Sunday, September 18, 2022

Collage of Thoughts - VII


In my first decade at work, I used to joke about Java being my mother-tongue. Then Scala and Big Data happened, and I looked at programming and patterns with fresh eyes. Clojure remained a distant dream. In 2018-end, I was rather abruptly pulled out of an IC role, wherein I put my head down and coded my entire day away - the IDE is such an introvert's delight! Enough of coding, I was told - as I got moved into "higher-impact" roles for good. Which meant alternating between architecture solutioning for proposals, consulting engagements, and delivery; with literally no sane moment left to code.

Each time I get back to coding, I realize there's so much of unfinished coding still left in me. I have no claim to greatness at this craft. Rather it's the very lack of it that makes it so ever- aspirational and awesome!

#coding #delight
There is a reason why language paradigms have evolved from procedural to OO to functional – each is about an evolved way of “thinking and approaching” a problem. Within each paradigm, there is, in turn, an expert catalog of documented patterns of reusable solutions to recurring problems.

Out of all these, syntax is the most superficial and “visible” part of a language. Any seasoned programmer knows that a language is way beyond just syntax - it has a "philosophy". And while mastering the syntax is relatively easy and mechanical, it takes relentless years of practice to master the paradigm – to “acquire the mindset”. Without an appreciation of the paradigm; you may still be thinking in C, but coding in Java - or worse in Scala! Your code would still compile, your Sonar dashboard would still go green – but nobody in native Scalaland would ever call it Scala!

P.S.: On modern language paradigms, I would recommend talks/books by Neal Ford, and Rich Hickey (Hickey's talks shine with directness and practical wisdom!).

#paradigmshift
In a highly engaging talk (The Scribe’s Oath) that dates back to 2015, Robert Martin makes a prophecy about the future of our industry being a highly regulated one. He warns that an impending catastrophe would be the turning point - a bug that would cause a massive loss of lives or fortunes!

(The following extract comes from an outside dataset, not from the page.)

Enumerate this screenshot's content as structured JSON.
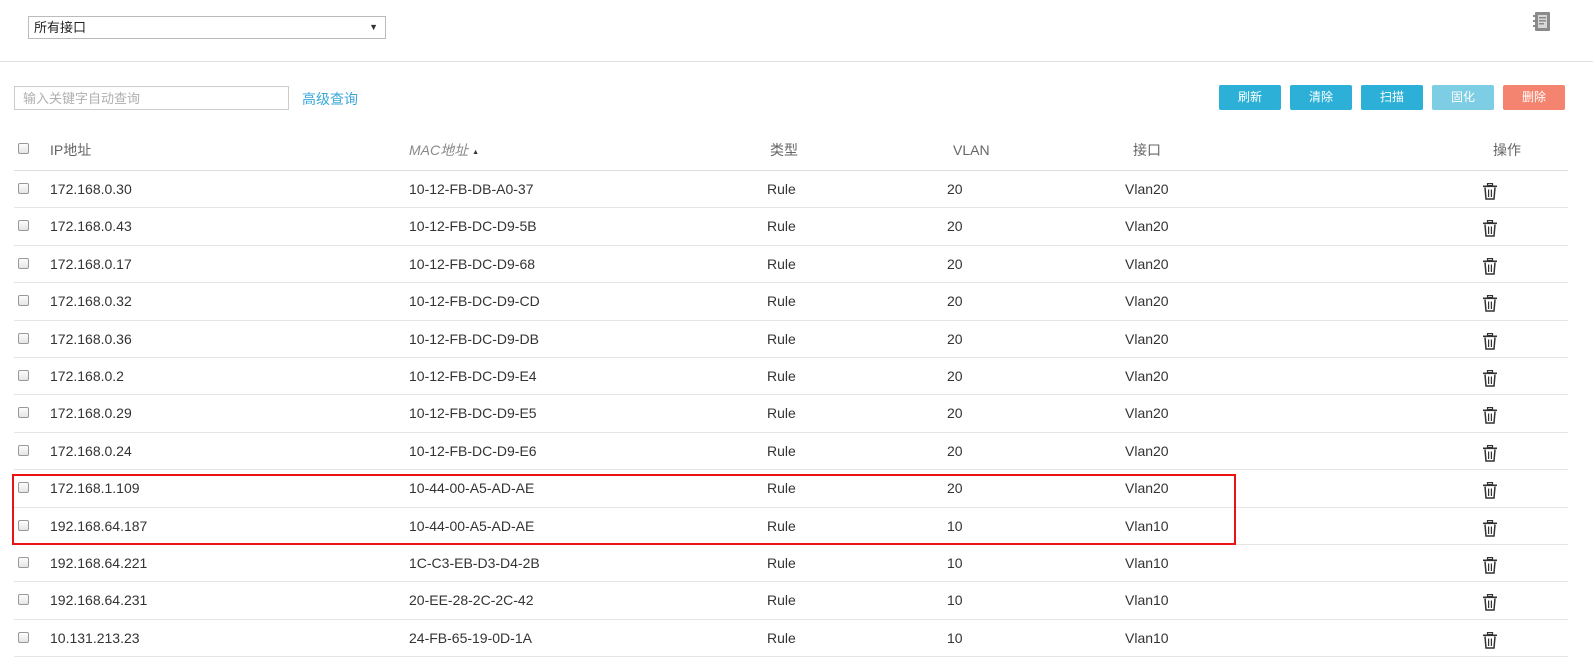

It’s a talk about the need for a professional code of ethics and a tighter internal culture of rigour; similar to any other critical profession.

Uncle Bob takes you through the journey of the software engineer through time – from being a not-so well-understood figure, to becoming a hero, and then down to a scapegoat! From drawing a parallel with the scribes in ancient civilisation who had a "special literacy" that the society critically depended on; to calling out the Volkswagen story of the CEO testifying before the Congress by putting the blame of cheating emission tests on a “few rogue software engineers” (the emissions scandal); to talking about confronting situations head-on where your morals feel compromised; to doing the math for arriving at an (astounding) estimate of the doubling-time of programmers (what he calls “an industry in a perpetual state of inexperience”); to explaining why the software discipline should internally police itself before the legislators do; to finally proposing his own version of the “Hippocratic Oath” – each piece of the narrative is a gem of an insight by an industry stalwart and a master storyteller who has seen it all!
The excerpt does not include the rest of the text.